Puerto de Alicante, tiempos de Gabriel Miró. (Foto en Alicante vivo)
Cuando Sigüenza salía
de su ciudad [Alicante] al campo, el
tránsito de todo su sentir era rápido y puro hasta en su atmósfera interior. La
vida rural de entonces, sus soledades, su silencio, su calma, su olor, sus
gentes, correspondían al concepto prometido. Alicante era una ciudad de
terrados blancos, con palomos que iban y volvían en el azul. Todas sus casas,
con sensación de escollera, de faro, de haber sido mar y de tenerlo bajo de la
piedra. Arrabales marineros; barcas volcadas en el portal, como el labrador
deja el carro en el suyo. Clima de invierno diáfano y caliente. En el puerto,
tan íntimo y viejecito, sin Junta de Obras, sin palacios argelinos, los veleros
barrocos, los vapores rollizos tenían de ayo a un barco de guerra, un galeón de
ruedas de aspas en sus costados, como dos norias inmóviles que criaban cortezas
de musgos, de ovas con nervios de acantos. Los señores principales iban en
tartanas, en galeras, en cabriolés a sus huertas románticas. Había un brigadier
repolludo, de gabán de manteo y pantalones flojos; sobre su vientre de siesta
sudada le caía una onza de Fernando VI. Todas las tardes jugaba en el Casino su
partida de tresillo, tosiendo y congestionándose bondadosamente. De seis y
media a siete, un ordenanza del Gobierno militar dejaba en manos del portero
del Casino un bastón de ébano con puño redondo de moneda de marfil, y recogía
la sombrilla del brigadier. Entonces, por el ámbito de la escalera subía un silbo
de lechuza: el aviso del tubo acústico -no había teléfono-, y por ese cañuto le
decía el portero al fámulo de sala: -Que acaban de traerle el bastón al
general-. El criado llegábase de puntillas a la butaca de velludo, color
frambuesa, donde el brigadier se sumergía en las bascas [ganas de vomitar] de su tos y de su
vientre, en el afán de su abanico de naipes, del cordoncillo de los anteojos,
que se le resbalaban en los sudores; y todos los tresillistas se esperaban,
diciéndose: «Acaban de traer el bastón del general».
Este buen
sosiego nos hará creer que si viajábamos en una diligencia de entonces
-arrancaban a mediodía del portal de Correos, y a media noche del parador de la
Balseta-, los campos, los pueblecitos interiores y costaneros seguirían siendo
una prolongación de la vida parada de aquel Alicante. Y no lo eran. Allí nos
sentíamos en la soledad de la naturaleza y de la aldea; más naturaleza y más
aldea antaño que ahora. Desde allí, el Alicante del XIX semejaba remoto; y
ahora se tarda emocionalmente menos desde Madrid a los campos. Porque el
paisaje tiene, a veces, el olor de Madrid, de Alicante, de todas las ciudades,
el mismo rastro de bullanga y prisa. En una revuelta aparece un mesón con
máscara y letrero de bar. Entre los chopos sensitivos, emocionados de
ruiseñores, puede salir la laringe [la voz] de un gramófono. Los campos van trocándose
en afueras. Los cables de una central eléctrica traspasan el cielo de un olivar
de plata. En un confín suben las antenas de una estación radiotelegrafía.

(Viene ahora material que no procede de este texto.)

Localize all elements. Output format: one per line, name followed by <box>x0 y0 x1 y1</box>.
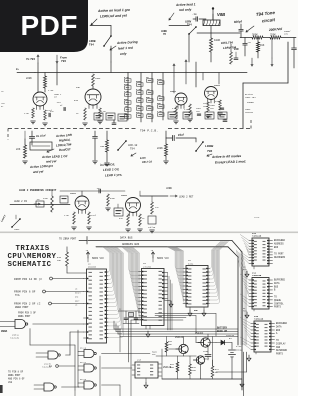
svg-text:LDRV: LDRV <box>14 228 20 231</box>
component box lead2 <box>60 196 68 203</box>
tube V6 <box>121 194 141 216</box>
label to-zbra-port <box>59 237 87 245</box>
resistor 142 <box>148 196 159 233</box>
title triaxis <box>8 245 57 269</box>
svg-text:300K: 300K <box>252 33 258 36</box>
PDF badge <box>0 0 88 52</box>
resistor 220K-right <box>157 138 168 164</box>
svg-text:LEAD 2 OVERDRIVE CIRCUIT: LEAD 2 OVERDRIVE CIRCUIT <box>19 189 57 192</box>
svg-text:91K: 91K <box>260 44 265 47</box>
svg-text:74HC245: 74HC245 <box>254 318 264 321</box>
labels under V4 extra <box>196 104 224 115</box>
battery wires <box>156 334 216 379</box>
svg-text:DECODERS: DECODERS <box>274 256 286 259</box>
transistor Q1 <box>175 336 188 354</box>
svg-text:LRRB: LRRB <box>166 187 172 190</box>
resistor R19 <box>170 356 179 379</box>
label U11B <box>42 363 52 369</box>
label lead2-in <box>10 200 70 205</box>
transistor Q3 <box>163 356 205 369</box>
wire mid pcb <box>93 131 98 164</box>
svg-text:U11:D: U11:D <box>80 378 87 381</box>
svg-text:26B: 26B <box>100 145 105 148</box>
components under V1 <box>24 108 53 126</box>
IC U3 bottom pins <box>146 326 150 338</box>
svg-text:Active lead 1: Active lead 1 <box>175 2 196 7</box>
svg-text:To T94: To T94 <box>26 57 35 61</box>
components under V5 <box>64 212 97 230</box>
svg-text:1618: 1618 <box>254 216 260 219</box>
routing wires upper <box>129 314 217 367</box>
svg-text:T94 P.C.B.: T94 P.C.B. <box>140 130 158 133</box>
svg-text:.02: .02 <box>247 41 252 44</box>
svg-text:100K: 100K <box>95 77 101 80</box>
tube V4 <box>205 84 221 103</box>
wire node A <box>90 26 111 37</box>
svg-text:U13: U13 <box>137 359 142 362</box>
svg-text:220K: 220K <box>26 77 32 80</box>
svg-text:PORTS: PORTS <box>276 353 284 356</box>
gate U11F <box>78 378 120 389</box>
IC U13 body <box>135 359 158 379</box>
svg-text:MAIN VCC: MAIN VCC <box>92 257 105 260</box>
label from-T94 <box>56 55 68 63</box>
label from-pin5 <box>18 312 37 318</box>
resistor R-hatched <box>203 20 220 26</box>
capacitor 15uf-right <box>166 131 196 141</box>
wire tone bus <box>240 37 296 39</box>
svg-text:DATA BUS: DATA BUS <box>120 237 133 240</box>
svg-text:22K: 22K <box>16 148 21 151</box>
resistor 820K <box>106 194 116 211</box>
label ZBRA <box>1 330 8 333</box>
components under V6 <box>119 214 145 232</box>
component cluster mid <box>124 73 164 123</box>
relay box <box>30 142 52 150</box>
crystal X1 <box>118 308 141 324</box>
svg-text:74LS132: 74LS132 <box>10 337 20 340</box>
left margin marks <box>1 90 5 108</box>
capacitor C-top <box>192 13 206 21</box>
IC U3 gnd <box>164 300 173 307</box>
IC U13 pins <box>132 364 162 388</box>
svg-text:and yel: and yel <box>33 169 44 174</box>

Sirven de vallado de una josa [terreno sin vallar] en flor los anuncios de una marca de conservas,
de abonos químicos, de academias preparatorias, con la dirección de la calle y
el número del teléfono.
Sigüenza se
apresura a sentir una repugnancia de conciencia estética y de idioma que no
sintió delante de los postes y tornapuntas del telégrafo y de los carriles del
tren. Los nuevos paisajistas inician la acomodación de las presencias urbanas a
su lírica. Y las antenas radiotelegrafías, las chimeneas industriales adquieren
para sus ojos una dulzura de vigilancia civilizadora en los desamparos de la
llanura, con exactitudes y categorías de imágenes literarias.